A musician must know a lagu by heart, since knowing and memorizing pieces is an inherent obligation of one's position as an artist. Those who do not have a gift for memorization need to make notes to carry in their pockets wherever they go. Musicians who memorize easily are assigned to play the rebab or slenthem. A "musician of the front" means a musician who plays the gender, rebab, kendhang, slenthem, bonang, etc.; a "musician of the back" plays instruments that do not embellish the lagu, such as saron, kethuk, kempul, kenong, and gong. The terms "front" and "back" indicate a gradation, the front being higher than the back.

36

Van den Berg (2014, p.c.), die de laatste twee decennia vrijwel elk jaar op studiereis naar Solo ging, bevestigt dat Sindoesawarno’s visie nog steeds actueel is: professionele

muzikanten zijn van mening dat senior-spelers geen notatie behoren te gebruiken, dat is ‘not done’.

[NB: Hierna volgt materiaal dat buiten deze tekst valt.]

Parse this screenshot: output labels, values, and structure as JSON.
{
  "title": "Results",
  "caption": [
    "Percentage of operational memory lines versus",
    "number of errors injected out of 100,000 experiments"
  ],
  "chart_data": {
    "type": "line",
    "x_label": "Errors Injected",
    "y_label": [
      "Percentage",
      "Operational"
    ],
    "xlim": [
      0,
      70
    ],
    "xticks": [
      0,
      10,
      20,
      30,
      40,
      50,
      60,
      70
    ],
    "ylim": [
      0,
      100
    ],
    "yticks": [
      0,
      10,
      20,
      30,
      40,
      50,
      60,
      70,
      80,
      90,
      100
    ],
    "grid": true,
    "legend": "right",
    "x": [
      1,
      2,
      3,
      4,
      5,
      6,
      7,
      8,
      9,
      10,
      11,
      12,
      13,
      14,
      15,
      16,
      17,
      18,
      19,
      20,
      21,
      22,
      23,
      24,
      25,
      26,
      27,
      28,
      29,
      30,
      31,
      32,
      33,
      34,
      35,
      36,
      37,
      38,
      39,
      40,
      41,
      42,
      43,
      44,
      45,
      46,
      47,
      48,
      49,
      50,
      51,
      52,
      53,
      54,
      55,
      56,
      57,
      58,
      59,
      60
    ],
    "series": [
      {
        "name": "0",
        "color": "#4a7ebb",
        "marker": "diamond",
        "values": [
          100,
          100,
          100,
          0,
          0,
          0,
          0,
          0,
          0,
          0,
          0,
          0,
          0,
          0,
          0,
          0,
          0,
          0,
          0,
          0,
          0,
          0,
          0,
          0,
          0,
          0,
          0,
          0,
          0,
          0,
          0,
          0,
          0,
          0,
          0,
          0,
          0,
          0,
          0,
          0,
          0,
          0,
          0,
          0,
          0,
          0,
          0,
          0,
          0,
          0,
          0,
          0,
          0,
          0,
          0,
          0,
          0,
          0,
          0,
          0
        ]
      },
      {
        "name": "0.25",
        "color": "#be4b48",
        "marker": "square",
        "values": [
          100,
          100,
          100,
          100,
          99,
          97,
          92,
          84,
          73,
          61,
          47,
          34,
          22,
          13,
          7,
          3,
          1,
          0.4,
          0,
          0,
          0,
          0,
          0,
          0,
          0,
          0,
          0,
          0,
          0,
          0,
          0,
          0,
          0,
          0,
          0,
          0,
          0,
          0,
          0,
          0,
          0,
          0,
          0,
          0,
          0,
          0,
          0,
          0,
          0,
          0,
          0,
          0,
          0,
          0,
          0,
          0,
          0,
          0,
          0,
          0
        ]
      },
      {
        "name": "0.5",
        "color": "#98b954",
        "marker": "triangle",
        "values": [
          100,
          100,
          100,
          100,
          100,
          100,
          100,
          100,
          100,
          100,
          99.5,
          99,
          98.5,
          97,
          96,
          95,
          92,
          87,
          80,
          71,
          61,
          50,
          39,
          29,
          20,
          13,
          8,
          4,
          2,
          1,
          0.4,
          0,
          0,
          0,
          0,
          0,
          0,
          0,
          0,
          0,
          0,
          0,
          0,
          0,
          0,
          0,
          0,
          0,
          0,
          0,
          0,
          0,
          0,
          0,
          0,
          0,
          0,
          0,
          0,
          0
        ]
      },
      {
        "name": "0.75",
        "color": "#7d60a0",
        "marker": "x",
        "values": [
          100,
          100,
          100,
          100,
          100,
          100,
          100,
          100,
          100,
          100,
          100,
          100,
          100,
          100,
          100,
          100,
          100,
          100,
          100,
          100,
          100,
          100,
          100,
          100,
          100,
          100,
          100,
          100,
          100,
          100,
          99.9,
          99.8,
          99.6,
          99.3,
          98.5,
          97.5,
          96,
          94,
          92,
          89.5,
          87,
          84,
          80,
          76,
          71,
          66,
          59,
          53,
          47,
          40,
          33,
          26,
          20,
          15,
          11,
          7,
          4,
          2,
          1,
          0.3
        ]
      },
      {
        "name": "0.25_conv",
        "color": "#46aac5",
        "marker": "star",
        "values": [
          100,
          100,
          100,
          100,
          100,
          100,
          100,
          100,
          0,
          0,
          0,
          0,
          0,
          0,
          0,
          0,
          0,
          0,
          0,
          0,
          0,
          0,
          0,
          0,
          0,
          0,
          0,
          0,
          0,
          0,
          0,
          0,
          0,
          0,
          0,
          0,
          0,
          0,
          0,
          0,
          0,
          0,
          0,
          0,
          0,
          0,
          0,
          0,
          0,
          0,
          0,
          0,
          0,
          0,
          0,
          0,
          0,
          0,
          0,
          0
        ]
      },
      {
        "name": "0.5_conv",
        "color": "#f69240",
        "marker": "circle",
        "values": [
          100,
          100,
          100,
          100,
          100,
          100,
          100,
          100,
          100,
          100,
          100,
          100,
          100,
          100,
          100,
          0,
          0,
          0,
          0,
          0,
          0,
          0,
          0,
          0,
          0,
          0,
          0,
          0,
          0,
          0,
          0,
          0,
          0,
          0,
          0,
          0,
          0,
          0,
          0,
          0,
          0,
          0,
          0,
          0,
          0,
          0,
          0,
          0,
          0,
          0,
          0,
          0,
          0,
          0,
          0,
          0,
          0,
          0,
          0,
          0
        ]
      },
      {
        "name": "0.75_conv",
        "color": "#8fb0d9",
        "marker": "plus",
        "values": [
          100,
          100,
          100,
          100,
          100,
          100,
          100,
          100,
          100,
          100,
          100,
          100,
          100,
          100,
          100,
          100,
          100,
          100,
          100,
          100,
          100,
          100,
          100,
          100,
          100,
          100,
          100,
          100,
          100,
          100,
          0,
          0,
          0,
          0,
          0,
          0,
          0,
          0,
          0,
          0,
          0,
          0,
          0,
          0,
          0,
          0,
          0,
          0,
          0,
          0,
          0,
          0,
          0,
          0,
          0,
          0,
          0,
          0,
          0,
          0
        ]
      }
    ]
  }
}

Furqon, die tijdens zijn studie op ISI Surakarta een aantal jaar de bespeling van de bonang grondig bestudeerde, zegt over bonang-spelers en het gebruik van notatie dat een echte bonang-specialist, een zogenaamde miji-bonang, nooit notatie gebruikt. Zulke specialisten, die zich echt alleen op het bonang-spel en niet ook op andere instrumenten toeleggen, zijn vandaag de dag op Java een zeldzaamheid. Hoe belangrijk het is in de ogen van Furqon dat een ‘echte’ bonang-speler zonder notatie zou moeten kunnen, blijkt wel de volgende uitspraak van hem:

Once you see a bonang player that uses notation, you know he is not a bonang player yet, but a person that knows how to play the bonang. (Furqon 2014, p.c.)

Supardi vindt dat notatie een prima hulpmiddel is tijdens het leerproces, – hij maakte daar zelf als student ook veel gebruik van, – maar het uiteindelijke doel is om zonder notatie te kunnen spelen.